I want to prove the following: Given two representations of a connected matrix Lie group are equivalent if and only if the associated Lie algebra representations are equivalent.
Definition: Let $G$ be a matrix Lie group, let $\Pi$ be a representation of
$G$ acting on the space $V$, and let $\Sigma$ be a representation of $G$ acting on the space $W$. A linear map $\phi : V \rightarrow W$ is called an intertwining map of representations if $\phi(\Pi(A) v)=\Sigma(A) \phi(v)$ for all $A \in G$ and all $v \in V$.

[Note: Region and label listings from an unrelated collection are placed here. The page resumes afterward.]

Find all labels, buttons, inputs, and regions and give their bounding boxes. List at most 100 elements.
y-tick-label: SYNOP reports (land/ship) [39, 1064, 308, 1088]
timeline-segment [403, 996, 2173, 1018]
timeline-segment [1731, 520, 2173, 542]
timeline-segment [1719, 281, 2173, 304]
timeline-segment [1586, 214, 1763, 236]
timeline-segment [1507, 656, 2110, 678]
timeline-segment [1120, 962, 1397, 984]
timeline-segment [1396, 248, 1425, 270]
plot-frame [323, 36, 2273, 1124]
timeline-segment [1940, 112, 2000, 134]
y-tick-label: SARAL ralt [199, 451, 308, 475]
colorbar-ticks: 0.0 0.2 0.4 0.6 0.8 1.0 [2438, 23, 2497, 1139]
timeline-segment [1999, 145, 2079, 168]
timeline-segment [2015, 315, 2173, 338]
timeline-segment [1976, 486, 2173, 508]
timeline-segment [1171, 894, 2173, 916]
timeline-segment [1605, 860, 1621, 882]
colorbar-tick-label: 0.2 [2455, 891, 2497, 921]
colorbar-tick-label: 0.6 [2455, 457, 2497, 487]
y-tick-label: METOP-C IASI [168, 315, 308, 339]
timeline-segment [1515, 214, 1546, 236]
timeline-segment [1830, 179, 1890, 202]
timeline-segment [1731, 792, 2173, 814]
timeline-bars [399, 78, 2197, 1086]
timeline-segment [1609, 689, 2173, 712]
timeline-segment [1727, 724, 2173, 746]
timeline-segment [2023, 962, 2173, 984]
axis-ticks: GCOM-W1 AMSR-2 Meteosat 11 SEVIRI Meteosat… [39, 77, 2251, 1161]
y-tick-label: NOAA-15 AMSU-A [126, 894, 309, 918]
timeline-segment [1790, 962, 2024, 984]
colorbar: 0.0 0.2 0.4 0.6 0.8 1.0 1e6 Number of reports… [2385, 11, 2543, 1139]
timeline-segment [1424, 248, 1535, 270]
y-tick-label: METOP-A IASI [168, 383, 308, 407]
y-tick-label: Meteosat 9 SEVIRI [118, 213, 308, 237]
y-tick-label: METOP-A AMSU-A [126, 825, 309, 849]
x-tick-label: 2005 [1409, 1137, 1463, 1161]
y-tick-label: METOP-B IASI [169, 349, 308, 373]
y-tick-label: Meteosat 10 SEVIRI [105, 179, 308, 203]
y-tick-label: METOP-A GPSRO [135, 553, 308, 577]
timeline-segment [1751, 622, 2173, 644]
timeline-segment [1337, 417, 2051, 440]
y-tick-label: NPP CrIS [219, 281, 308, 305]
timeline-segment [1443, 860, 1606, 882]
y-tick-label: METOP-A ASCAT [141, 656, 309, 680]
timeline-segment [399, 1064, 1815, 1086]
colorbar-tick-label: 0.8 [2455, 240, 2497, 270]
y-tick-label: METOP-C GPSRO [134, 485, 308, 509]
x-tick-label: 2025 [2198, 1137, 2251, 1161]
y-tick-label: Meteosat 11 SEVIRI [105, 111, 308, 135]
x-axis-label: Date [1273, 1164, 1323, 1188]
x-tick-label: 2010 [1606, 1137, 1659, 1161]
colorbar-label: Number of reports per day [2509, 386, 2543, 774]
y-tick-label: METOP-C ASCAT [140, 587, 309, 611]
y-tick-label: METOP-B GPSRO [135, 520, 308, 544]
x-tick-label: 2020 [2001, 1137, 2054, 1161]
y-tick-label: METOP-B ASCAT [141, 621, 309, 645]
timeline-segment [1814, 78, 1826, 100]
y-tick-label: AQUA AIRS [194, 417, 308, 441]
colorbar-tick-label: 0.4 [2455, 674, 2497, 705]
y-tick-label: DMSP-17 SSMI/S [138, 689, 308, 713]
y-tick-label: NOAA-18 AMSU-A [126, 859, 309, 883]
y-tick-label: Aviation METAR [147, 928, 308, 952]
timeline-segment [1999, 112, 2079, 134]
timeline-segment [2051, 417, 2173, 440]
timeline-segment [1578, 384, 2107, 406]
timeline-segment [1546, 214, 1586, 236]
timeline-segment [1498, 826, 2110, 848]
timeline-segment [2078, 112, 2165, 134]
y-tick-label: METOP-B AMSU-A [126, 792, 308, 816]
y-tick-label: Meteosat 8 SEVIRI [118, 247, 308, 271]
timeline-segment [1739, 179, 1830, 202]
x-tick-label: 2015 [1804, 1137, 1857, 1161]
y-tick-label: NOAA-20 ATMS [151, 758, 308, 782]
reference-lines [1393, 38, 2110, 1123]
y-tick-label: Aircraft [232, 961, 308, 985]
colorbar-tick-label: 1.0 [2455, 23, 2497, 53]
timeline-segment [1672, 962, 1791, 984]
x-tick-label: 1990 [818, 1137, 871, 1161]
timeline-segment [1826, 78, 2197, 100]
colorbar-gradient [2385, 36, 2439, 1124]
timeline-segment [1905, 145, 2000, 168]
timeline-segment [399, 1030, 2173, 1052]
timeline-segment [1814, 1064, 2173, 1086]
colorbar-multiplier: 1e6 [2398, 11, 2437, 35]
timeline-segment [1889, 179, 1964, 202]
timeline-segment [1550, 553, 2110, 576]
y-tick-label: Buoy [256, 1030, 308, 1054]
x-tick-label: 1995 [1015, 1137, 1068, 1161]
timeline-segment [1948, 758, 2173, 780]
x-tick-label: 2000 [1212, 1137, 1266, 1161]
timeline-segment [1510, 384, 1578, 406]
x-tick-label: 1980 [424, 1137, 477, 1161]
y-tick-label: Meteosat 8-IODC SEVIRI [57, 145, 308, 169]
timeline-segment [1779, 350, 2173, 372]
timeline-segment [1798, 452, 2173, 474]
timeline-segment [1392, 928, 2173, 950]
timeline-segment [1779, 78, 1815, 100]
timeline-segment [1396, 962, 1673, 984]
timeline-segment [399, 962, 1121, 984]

The intertwining maps of representations of a Lie algebra are defined analogously. If $\phi$ is an intertwining map of representations and, in addition, $\phi$ is invertible, then $\phi$ is said to be an equivalence of representations. If there exists an isomorphism between $V$ and $W,$ then the representations are said to be equivalent.
My attempt:
Assume that $\pi_1, \pi_2$ are associated Lie algebra representations that are equivalent. Then $\exists$ $\phi$ such that $\phi(\pi_1(X) v)=\pi_2(X) \phi(v)$ for all $X \in \mathfrak{g}$ and all $v \in V $. Also, $\pi_i(X)=\frac{d}{d t} \Pi_i\left.\left(e^{t X}\right)\right|_{t=0}$, where $i=1,2$.
Now I need to use both of this to show that $\Pi_1,\Pi_2$ are equivalent. Any hint to proceed will be helpful. Thanks.
Best Answer
Hint : $G$ is connected, therefore generated by $\exp (\mathfrak{g})$. Moreover, if $\phi$ commutes with $X$, it commutes with $X^2,X^3,...$